“小縣城,有幾家通了網絡”
張鵿撇了撇嘴,
“什么田園牧歌,詩與遠方,到處是蚊蟲,空氣干燥得不行,吹多了,皮膚都裂了,太陽還很毒辣。還是城市里的生活比較舒適,鄉下,偶爾去玩玩還行,待久了,很難熬的。”
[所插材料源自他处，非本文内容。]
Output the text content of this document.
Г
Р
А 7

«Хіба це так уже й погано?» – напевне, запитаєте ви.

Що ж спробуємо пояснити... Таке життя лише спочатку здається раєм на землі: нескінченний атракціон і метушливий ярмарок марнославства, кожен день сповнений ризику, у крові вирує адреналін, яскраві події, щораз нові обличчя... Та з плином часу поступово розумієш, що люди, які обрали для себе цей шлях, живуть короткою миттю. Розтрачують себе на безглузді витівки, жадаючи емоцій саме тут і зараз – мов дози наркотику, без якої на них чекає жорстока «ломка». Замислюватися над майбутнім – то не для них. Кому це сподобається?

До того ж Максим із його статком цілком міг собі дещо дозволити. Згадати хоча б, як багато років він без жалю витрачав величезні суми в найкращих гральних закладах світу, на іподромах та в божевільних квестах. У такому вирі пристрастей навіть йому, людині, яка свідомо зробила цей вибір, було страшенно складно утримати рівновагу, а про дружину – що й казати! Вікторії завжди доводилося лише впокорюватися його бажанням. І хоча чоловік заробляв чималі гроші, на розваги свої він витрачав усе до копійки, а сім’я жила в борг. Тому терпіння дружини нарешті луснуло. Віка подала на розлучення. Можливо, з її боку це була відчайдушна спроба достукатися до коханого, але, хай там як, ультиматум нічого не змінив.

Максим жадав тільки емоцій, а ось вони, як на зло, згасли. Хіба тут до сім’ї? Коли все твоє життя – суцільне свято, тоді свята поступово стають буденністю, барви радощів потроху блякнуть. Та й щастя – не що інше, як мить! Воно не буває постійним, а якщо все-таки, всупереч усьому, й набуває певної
“可能吧不過,城里住太久了,也膩味等拿到錄取通知書,我打算出去旅游,目前倒是沒想好去哪。我大姐說要去南邊巽寮灣去趕海,也不知道有什么意思,海鮮不是好吃就夠了么”
“你也不是什么正經旅游愛好者啊。”
張鵿輕笑著,
“今年暑假,我不想回去了,我哥在忙著生意,要留下來。正好,可以找借口,說要看著他別出去鬼混”
“大熱天的,能干嘛,天天玩三國殺,打游戲”
“不知道,我表弟那邊的專輯,快要發了,等了我三個多月,下個月初,估計就要趕鴨子上架了。”
“喲,還真要出專輯了啊。”
“也就是v里露個臉,歌詞都沒幾句,跳舞凸造型為主。”
說起這個,張鵿就滿是怨念,知道自己不行,干嘛一定要讓自己上
換個容易的活不好么
可惜,心里的想法,沒法宣泄,自己的表現如何,直接關系到母親金蘭蕓的觀感,偏偏她十分信任小表弟金尚,但凡他說幾句話壞話,自己的小日子就不好過了。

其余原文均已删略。